Luxor Homes Inc. v. Flanagan

SPRECHER, J,

On May 5, 2008, this court entered a verdict in favor of plaintiff for $36,804.90. Defendants appeal this order. This opinion is filed pursuant to Pa.R.A.P. 1925. Since defendant did not order a transcript of the second day of trial, this court cannot present a full recitation of the facts. The following are the pertinent facts from the first day of trial and those facts gleaned from the record.

FACTS

On July 22,2004, the parties entered into a residential construction agreement for plaintiff, Luxor Homes Inc., *148to do a custom renovation of an existing dwelling owned by defendants, Michael S. Flanagan and his wife, Megan C. Flanagan. Defendants gave plaintiff a $20,000 de-, posit for the work. Plaintiff was to act as a general contractor and was to receive a fee equal to 15 percent of the total costs, whether the subcontractors were obtained by it or by defendants. Plaintiff completed drawings and obtained various permits for costs of $3,000.

On August 22, 2004, defendants informed plaintiff that they no longer wished to proceed with the project, but had another project for plaintiff. The remaining $ 17,000 from the initial deposit was applied towards the new project.

Marc Geddio testified that he is the vice president of plaintiff which is a family-owned business that was incorporated in 1997. Plaintiff is a general contractor offering design/build services.

The new project consisted of real estate defendants purchased from a builder who had dissolved his business. This building was half finished, and the exterior materials were 85 percent complete. The interior needed framing and the mechanics, plumbing, electrical, and heating, were partially installed. No concrete was poured in the basement or garage. The property had been exposed to the elements for approximately six months. This exposure resulted in the delaminating of the floors, exposure of the interior wood to the weather conditions, and mold conditions. During telephone conversations that began on August 24,2004, and ended with a site visit on August 31, 2004, defendants agreed to the same 15 percent profit margin for plaintiff that had been used in the written contract.

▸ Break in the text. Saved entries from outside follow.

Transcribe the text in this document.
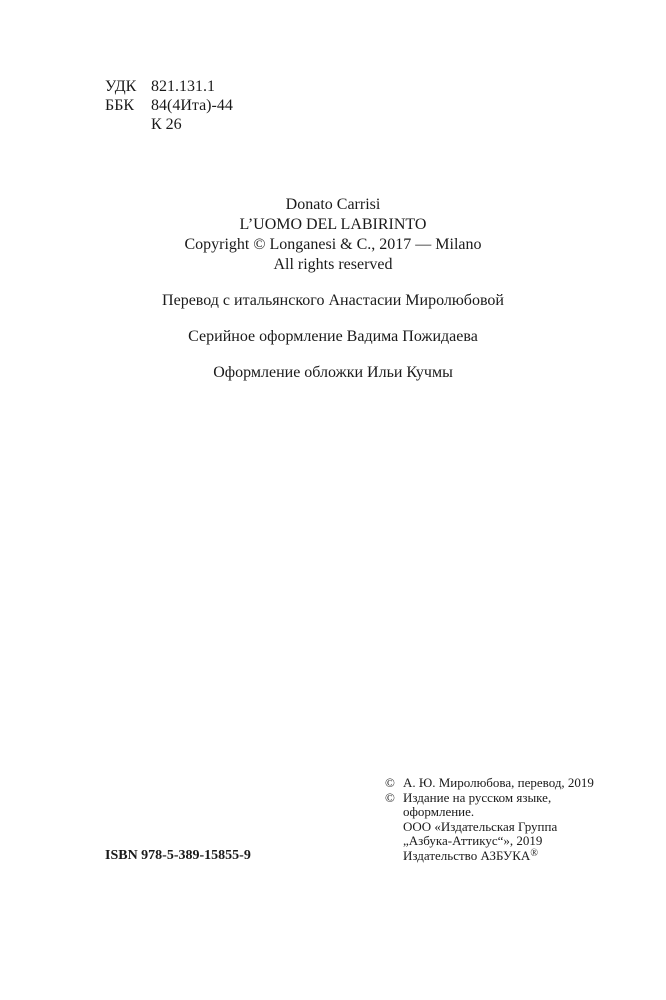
УДК 821.131.1
ББК 84(4Ита)-44
К 26
Donato Carrisi
L’UOMO DEL LABIRINTO
Copyright © Longanesi & C., 2017 — Milano
All rights reserved
Перевод с итальянского Анастасии Миролюбовой
Серийное оформление Вадима Пожидаева
Оформление обложки Ильи Кучмы
© А. Ю. Миролюбова, перевод, 2019
© Издание на русском языке,
оформление.
ООО «Издательская Группа
„Азбука-Аттикус“», 2019
Издательство АЗБУКА®
ISBN 978-5-389-15855-9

*149Plaintiff could only start the job on September 3,2004, when settlement occurred. Plaintiff was unable to obtain a cost analysis from the blueprints because they were physically inaccurate. For that reason, the parties were operating under an oral agreement pursuant to the same terms of the earlier written agreement.

Mr. Geddio presented into evidence the invoices that were submitted to defendants. The fees based on these invoices were $36,804.90.

Defendants claim that they ordered plaintiff off the job because it was doing shoddy work. Plaintiff last worked on the project in December 2004. Defendants admitted in their answer that the parties were operating under an oral contract, but they never agreed that they would use the same terms that were in the written agreement. Defendants submitted in their pretrial memorandum that they were willing to pay plaintiff 15 percent for work completed by it before they terminated its services.

Based on the evidence, this court awarded plaintiff the sum of $36,804.90. Defendants appeal this award. Defendants raise the following issue in their concise statement of errors complained of on appeal.

ISSUE

Defendants’ statement of errors complained of, filed pursuant to Pennsylvania Rule of Appellate Procedure 1925(b), raises a single issue.

(1) Whether this court erred in finding that a contract existed or that plaintiff was entitled to an award based on quantum meruit theory.

*150DISCUSSION

Whether particular conduct expresses an offer and acceptance must be determined on the basis of what a reasonable person, in the position of the parties, would be led to understand by such conduct under all of the surrounding circumstances. Temple University v. Healthcare Management, 764 A.2d 587 (Pa. Super. 2000). In the case sub judice, this court found that the parties, by their conduct and actions, entered into an oral contract that plaintiff would perform similar functions and be paid in the same manner as the written agreement had provided.

Defendants agreed to pay 15 percent for all completed work done under plaintiff’s leadership. The amounts that defendants dispute are for work that was not completed prior to plaintiff’s termination. Paragraph 23 of the agreement provides in pertinent part that all change orders and additional work not covered by the contract will be invoiced at cost plus 15 percent to the owner. (Plaintiff’s exhibit no. 1.) This provision allows plaintiff to collect fees for the services of subcontractors for work that is performed by them. Although plaintiff’s services may not have been utilized until the completion of the project, its efforts obtained the desired results. For that reason, it deserves compensation. To protect itself from a situation such as the instant one, this provision was made a part of plaintiff’s standard written contract. This court found that the parties orally agreed to perform under the terms and conditions of the written agreement until a new written contract was executed. Since no new contract was executed by the parties, the provision of 15 percent *151of the gross profits for all invoices received by plaintiff remained in effect as part of the oral contract. This court did not find that defendants could pick and choose what they wanted to pay to plaintiff. Therefore, this court awarded plaintiff the amount which he proved through his invoices.

For the forgoing reasons, this court submits that defendants’ appeal should be dismissed.